Wednesday, August 11, 2010

PORTFOLIO APPROACH TO MANAGE INNOVATION

Portfolio is nothing but initiatives that the organization takes to build new products/ services or to bring a difference in the services it gives to its customers. The initiatives should be compared across dimensions such as stretch, strategic fit, risk, and potential return and resource requirements. By using different charts as lenses to compare initiatives, you can mix and match alternatives until you come up with the portfolio that's right for you.



There are four reasons why the organizations should use the portfolio approach to manage innovation

1.Risk Management :The portfolio is a risk management tool. If the organization have more innovation initiatives under way than traditional firms, and it is prone to stretch farther within each initiative, without an overall view of its innovation efforts, it could easily wind up taking too much or too little risk.

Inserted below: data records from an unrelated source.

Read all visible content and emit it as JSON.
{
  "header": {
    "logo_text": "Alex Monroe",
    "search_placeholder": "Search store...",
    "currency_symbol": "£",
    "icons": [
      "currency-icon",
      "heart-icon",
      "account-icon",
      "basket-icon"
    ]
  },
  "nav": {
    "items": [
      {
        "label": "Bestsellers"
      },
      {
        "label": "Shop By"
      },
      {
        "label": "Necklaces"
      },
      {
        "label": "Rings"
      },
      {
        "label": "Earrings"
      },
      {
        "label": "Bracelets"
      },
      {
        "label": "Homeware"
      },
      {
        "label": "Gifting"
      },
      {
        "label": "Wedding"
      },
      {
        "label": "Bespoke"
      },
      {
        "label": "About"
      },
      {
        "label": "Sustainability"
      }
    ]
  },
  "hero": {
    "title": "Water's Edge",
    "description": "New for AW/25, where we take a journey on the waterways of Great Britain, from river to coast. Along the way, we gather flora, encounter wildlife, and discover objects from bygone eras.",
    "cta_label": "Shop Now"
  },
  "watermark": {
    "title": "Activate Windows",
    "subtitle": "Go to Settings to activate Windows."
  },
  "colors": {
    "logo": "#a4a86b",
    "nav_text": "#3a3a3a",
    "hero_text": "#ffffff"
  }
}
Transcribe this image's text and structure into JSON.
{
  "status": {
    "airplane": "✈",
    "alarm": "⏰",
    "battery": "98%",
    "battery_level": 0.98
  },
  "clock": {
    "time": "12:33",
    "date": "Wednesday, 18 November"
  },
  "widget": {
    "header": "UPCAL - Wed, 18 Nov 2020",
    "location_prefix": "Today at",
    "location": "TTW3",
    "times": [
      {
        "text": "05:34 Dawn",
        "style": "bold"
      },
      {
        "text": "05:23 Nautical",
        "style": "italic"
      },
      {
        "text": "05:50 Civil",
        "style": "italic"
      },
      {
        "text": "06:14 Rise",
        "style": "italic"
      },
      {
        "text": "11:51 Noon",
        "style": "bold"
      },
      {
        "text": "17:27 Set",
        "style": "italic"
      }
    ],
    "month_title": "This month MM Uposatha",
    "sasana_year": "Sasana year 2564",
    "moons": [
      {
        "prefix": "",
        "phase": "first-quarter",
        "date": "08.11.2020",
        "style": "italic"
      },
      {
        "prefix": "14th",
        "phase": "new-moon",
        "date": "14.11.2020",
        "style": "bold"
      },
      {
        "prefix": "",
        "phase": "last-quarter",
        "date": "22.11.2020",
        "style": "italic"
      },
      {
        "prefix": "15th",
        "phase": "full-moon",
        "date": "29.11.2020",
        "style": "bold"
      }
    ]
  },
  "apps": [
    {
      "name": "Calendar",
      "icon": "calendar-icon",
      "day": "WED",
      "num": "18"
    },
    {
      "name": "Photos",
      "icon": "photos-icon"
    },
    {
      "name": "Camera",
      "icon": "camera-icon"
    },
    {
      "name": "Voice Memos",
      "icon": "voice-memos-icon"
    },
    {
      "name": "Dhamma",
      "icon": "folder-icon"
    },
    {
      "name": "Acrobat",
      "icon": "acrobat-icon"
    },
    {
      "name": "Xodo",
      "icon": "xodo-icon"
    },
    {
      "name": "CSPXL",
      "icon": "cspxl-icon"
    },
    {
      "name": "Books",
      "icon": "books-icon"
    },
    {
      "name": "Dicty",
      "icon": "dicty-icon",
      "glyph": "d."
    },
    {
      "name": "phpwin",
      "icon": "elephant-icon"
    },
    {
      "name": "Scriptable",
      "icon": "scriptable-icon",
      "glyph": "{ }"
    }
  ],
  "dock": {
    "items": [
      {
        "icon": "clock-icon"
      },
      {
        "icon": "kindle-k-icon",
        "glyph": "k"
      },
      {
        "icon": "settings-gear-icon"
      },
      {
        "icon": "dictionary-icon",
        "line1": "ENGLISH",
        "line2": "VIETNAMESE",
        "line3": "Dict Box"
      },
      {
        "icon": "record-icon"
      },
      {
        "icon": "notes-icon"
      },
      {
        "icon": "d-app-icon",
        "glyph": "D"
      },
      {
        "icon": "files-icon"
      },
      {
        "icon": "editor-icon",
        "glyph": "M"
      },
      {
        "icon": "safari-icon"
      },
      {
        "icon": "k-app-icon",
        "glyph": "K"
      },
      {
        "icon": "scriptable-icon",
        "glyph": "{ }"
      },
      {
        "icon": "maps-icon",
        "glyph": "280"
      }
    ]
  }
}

2.Visibility: The portfolio provides visibility that allows the organization's firm pace the introduction of new products and services. The organization should balance the introduction of revolutionary products with incremental improvements in others so as to maintain a steady flow. By having a comprehensive view of initiatives over time, it can avoid either overwhelming or underwhelming the marketplace.

3.Timing of New Initiatives: The innovation portfolio will time when the organization start a new initiative or transfer a completed one into manufacturing or the marketplace.

4.Discovering Synergies: The portfolio illuminates potential leverage opportunities among technologies, processes, products, and markets. This capability will enable your firm to get more for each innovation dollar while reducing development cost and risk, reduce complexity and free up people to work on tasks that generate greater customer value.